Die Massenmedien haben weiterhin großen Einfluß auf das Bewußtsein der Bevölkerung. Kritische Fragen werden nicht zugelassen und kaum gestellt. Nach wie vor stehen Kritiker des Regimes unter Druck. Manche Oppositionelle sind weggegangen. An der Haustür von Nedim Popovic steht noch der Name. Doch wer nach dem Klingeln aufmacht, ist ein Unbekannter. Er stellt sich nicht vor. Herr Popovic wohne hier schon lange nicht mehr, er sei schon im letzten Herbst verschwunden. Wohin, das wisse niemand. Anscheinend wohne er in Prag, das hätten Nachbarn gehört, vielleicht sei er auch in seine Geburtsstadt Sarajevo zurückgekehrt. „Aber wie ich an seinen Büchern im Regal ablesen kann, war Herr Popovic ein eigenartiger Mensch, zwar Serbe, aber sicher kein Patriot.“ Er lasse aber alles so, wie er es vorgefunden habe. Er sei ja nur „Verwalter, die Belgrader Stadtverwaltung habe ihm, einem Flüchtling aus Kroatien, diese Wohnung zugewiesen“. Und wie lange wolle er nun hier wohnen bleiben? „Bis Herr Popovic wieder zurückkommt. Aber wer einmal weggegangen ist, der kommt nicht wieder. Ich seh' es an mir, ich und meine Kinder werden niemals nach Kroatien zurückkehren.“

Kroaten, Muslimanen, Ungarn und Albaner in Belgrad haben derzeit nichts mehr zu lachen. Gingen in den letzten Monaten viele Kroaten und Muslimanen „freiwillig“ weg, so müsse man bei den Albanern ein bißchen „nachhelfen“, erklärt eine junge Dame in einem Café. Der vorherige Besitzer war Albaner, den man zwar nicht enteignen konnte, da er seine Konditorei korrekt geführt und die Steuern redlich abgegeben hat, „aber Wege fand man schon, ihn aus Belgrad zu vertreiben“. Die junge Dame, jetzt Besitzerin des Cafés, nimmt das Wort „Vertreibung“ problemlos in den Mund: „Das machen doch die anderen auch, sollen wir Serben dagegen Engel sein?“ Aber wo ist denn nun der albanische Eisdielenbesitzer hingegangen?

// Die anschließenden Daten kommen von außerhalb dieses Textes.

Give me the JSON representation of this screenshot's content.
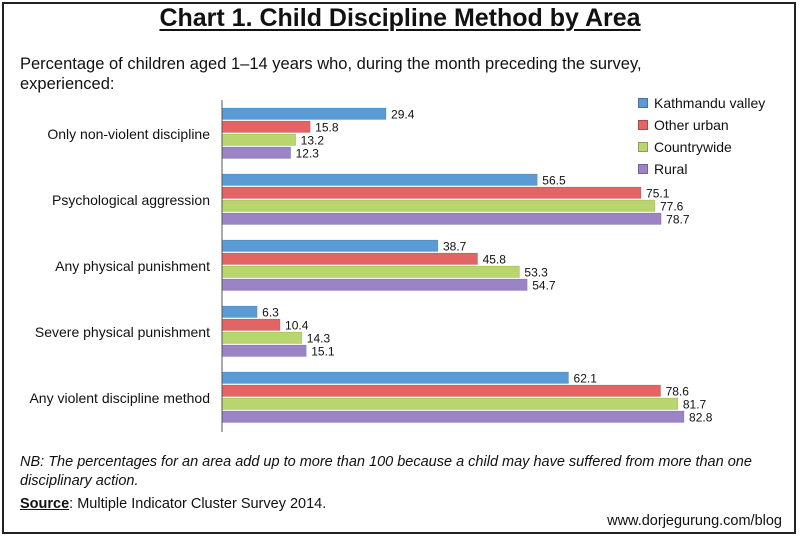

Sie schüttelt ihre Schultern. „Vielleicht hat er sich Waffen gekauft und ist nach Kosovo gegangen. Aus dem Lautsprecher tönt es: „Wer sagt, wer lügt, Serbien ist klein, dem werden wir es zeigen, Kosovo ist für immer mein.“

„Das ist ein bißchen übertrieben, es gibt noch Kroaten hier, denken Sie nur an die Pensionäre der Armee“, erklärt ein Kunde des Cafés draußen auf der Straße. „Und was ist mit den Serben aus Zagreb passiert? Vom Genozid am serbischen Volk in Kroatien und Bosnien will die Welt nichts wissen.“ Wie überall im ehemaligen Jugoslawien schieben die Menschen auch in Belgrad der anderen Seite die Schuld an dem Krieg und der Vertreibung zu.